# Requirements for Top Landing:  Outside Patio Door Exiting to Yard



## steve.mccooper (Aug 15, 2021)

Scenario: 12' x 24' one-level cement patio, one half of which is covered and has screened walls, the other half is open to the weather. There are two 36"wide access doors for the screened-in area, each on a different wall. Neither door has a threshold. The is no direct access from the dwelling into the screened-in area; one must leave the dwelling onto the open area of the patio, then enter the screened-in area through one of the two doors. Door #1 opens outward onto the 12' x 12' open area of the patio. Door #2 opens outward to the yard, the yard being about 21" lower than the patio surface. The existing 48" wide steps (side-to-side) that connect Door #2 to the yard have three 7" risers and two 12" direction-of-travel treads. The top tread is one step down from the patio level. In this arrangement, Door #2 opens out over the steps. The configuration has been in place probably since the 1960's. Door #2 is rarely used, perhaps 1x per week at best. I recently ran across a mention of landing requirements at the top of stairs. Looking into it deeper online, there's much content that says a door opening to stairs with greater than qty 2 risers must have at least a 36" landing in the direction of travel with a width that's at least as wide as the door. Much of the content is associated with Means of Egress from e.g. bedrooms, basements, apartments, occupied buildings, day care centers, public stairways. There appears to be a few exceptions for screen or storm doors, but nothing I could say was directly applicable. I recognize the benefits of the larger landing, however I would prefer not to face the expense of replacing the existing concrete & bluestone steps which are in great shape and quite robust. Is it OK per code for the door to open over the existing steps given the scenario described above?


----------



## cda (Aug 15, 2021)

Welcome,,,

Might be ok, till someone gets hurt?

So why is the question coming up know???

How long have you owned the house?


----------



## steve.mccooper (Aug 15, 2021)

cda said:


> Welcome,,,
> 
> Might be ok, till someone gets hurt?
> 
> ...


Hello cda,

Thanks for the response.  I happen to have run across a mention of this requirement just in general reading.  I have a curiosity for new building techniques, materials and associated updated codes/recommendations to reflect engineering advances.  It made me think of situations where this may apply.  I've been using the steps as-is for over 25 years and never thought much about it.  They're well lit.  The ground is level and stable; plenty of room to allow the door to swing open.  No unique or hidden features/hazards.  The door opens and closes smoothly.    Exceptional visibility entering and exiting.  I'm all for safety and have made upgrades throughout the years that exceeded code requirements.  Perhaps some day I'll construct a wide landing for the stairs that I described in my OP, but as a start, I'm interested in what the code dictates.


----------



## cda (Aug 15, 2021)

steve.mccooper said:


> Hello cda,
> 
> Thanks for the response.  I happen to have run across a mention of this requirement just in general reading.  I have a curiosity for new building techniques, materials and associated updated codes/recommendations to reflect engineering advances.  It made me think of situations where this may apply.  I've been using the steps as-is for over 25 years and never thought much about it.  They're well lit.  The ground is level and stable; plenty of room to allow the door to swing open.  No unique or hidden features/hazards.  The door opens and closes smoothly.    Exceptional visibility entering and exiting.  I'm all for safety and have made upgrades throughout the years that exceeded code requirements.  Perhaps some day I'll construct a wide landing for the stairs that I described in my OP, but as a start, I'm interested in what the code dictates.



Sounds good

Give it a few days for replies


----------



## steveray (Aug 16, 2021)

A landing is required by current code if you were to "rebuild".....CT did not have a Statewide code until 1971....Your Town may have had a code before that, so that would be where to start, but not likely a violation and allowed to remain...

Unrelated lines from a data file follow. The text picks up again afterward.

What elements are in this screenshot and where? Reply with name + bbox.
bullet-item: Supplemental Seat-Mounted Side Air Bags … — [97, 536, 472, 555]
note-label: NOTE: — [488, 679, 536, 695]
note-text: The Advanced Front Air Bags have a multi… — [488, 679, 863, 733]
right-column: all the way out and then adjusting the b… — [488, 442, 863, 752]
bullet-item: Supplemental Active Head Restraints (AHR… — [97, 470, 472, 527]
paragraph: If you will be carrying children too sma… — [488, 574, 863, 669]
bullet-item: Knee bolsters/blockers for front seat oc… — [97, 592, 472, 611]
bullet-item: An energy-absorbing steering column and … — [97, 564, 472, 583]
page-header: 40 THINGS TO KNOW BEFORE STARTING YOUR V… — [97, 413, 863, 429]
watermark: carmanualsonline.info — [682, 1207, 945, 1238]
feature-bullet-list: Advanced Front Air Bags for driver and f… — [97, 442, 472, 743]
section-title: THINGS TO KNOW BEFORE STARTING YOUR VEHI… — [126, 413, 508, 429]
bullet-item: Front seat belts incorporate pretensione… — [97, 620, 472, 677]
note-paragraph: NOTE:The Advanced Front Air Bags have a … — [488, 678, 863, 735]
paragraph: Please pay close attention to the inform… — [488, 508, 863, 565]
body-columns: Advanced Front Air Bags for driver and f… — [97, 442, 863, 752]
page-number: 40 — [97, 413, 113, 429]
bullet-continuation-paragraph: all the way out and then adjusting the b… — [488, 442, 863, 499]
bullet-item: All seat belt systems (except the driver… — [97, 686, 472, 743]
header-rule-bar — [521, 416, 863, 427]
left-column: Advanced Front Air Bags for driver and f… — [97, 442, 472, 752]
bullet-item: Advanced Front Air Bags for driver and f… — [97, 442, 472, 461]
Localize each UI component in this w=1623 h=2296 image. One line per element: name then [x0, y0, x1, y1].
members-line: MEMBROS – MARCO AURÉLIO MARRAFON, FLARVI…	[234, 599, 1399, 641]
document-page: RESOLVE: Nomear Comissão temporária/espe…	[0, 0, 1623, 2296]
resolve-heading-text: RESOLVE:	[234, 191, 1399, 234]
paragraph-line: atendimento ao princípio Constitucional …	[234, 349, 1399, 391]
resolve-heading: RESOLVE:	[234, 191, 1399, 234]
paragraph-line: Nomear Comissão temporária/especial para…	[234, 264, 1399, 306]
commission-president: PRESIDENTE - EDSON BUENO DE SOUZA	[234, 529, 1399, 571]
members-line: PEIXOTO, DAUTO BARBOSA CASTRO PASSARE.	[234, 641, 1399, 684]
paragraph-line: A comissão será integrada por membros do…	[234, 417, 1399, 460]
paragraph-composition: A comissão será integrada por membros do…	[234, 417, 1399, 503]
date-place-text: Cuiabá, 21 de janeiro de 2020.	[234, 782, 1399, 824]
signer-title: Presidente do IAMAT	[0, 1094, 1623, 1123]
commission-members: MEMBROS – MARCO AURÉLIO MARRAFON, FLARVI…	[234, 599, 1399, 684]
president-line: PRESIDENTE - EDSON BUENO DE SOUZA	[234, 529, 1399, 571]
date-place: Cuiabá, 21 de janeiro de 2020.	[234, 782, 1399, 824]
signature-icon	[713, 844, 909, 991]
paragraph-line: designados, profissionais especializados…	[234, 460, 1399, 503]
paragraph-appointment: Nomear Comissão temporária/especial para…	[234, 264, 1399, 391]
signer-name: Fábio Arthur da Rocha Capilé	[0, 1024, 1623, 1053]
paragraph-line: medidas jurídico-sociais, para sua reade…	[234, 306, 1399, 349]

(Amd) R102.7 Existing structures. The legal occupancy of any building or structure existing on
the date of adoption of this code shall be permitted to continue without change, except as
specifically covered in this code.

(Amd) R110.1 Use and occupancy. Pursuant to subsection (a) of section 29-265 of the
Connecticut General Statutes, no building or structure erected or altered in any municipality after
October 1, 1970, shall be occupied or used, in whole or in part, until a certificate of occupancy
has been issued by the building official, certifying that such building, structure or work performed
pursuant to the building permit substantially complies with the provisions of this code. Nothing in
the code shall require the removal, alteration or abandonment of, or prevent the continuance of
the use and occupancy of, any single-family dwelling but within six years of the date of occupancy
of such dwelling after substantial completion of construction of, alteration to or addition to such
dwelling, or of a building lawfully existing on October 1, 1945, except as may be necessary for
the safety of life or property. The use of a building or premises shall not be deemed to have
changed because of a temporary vacancy or change of ownership or tenancy.
Exceptions:
1. Work for which a certificate of approval is issued in accordance with Section R110.9.
2. A certificate of occupancy is not required for work exempt from permit requirements under
Section R105.2.


----------



## Paul Sweet (Aug 16, 2021)

​IRC R311.3.3 allows storm & screen doors to swing out over exterior stairs.


----------



## steve.mccooper (Aug 30, 2021)

To Paul Sweet and steveray:  Thanks for taking time to review my question and provide responses.  I checked with the town (motivated by steveray) and they confirmed that IRC R311.3.3 (provided by Paul Sweet) applies in my situation.  Having specific code information was quite helpful to zero in on a conclusion for my scenario.  Best Regards, steve.mccooper


----------



## ADAguy (Aug 30, 2021)

Comes down to risk management and how large a party you hold.
Ask your property insurance carrier.


----------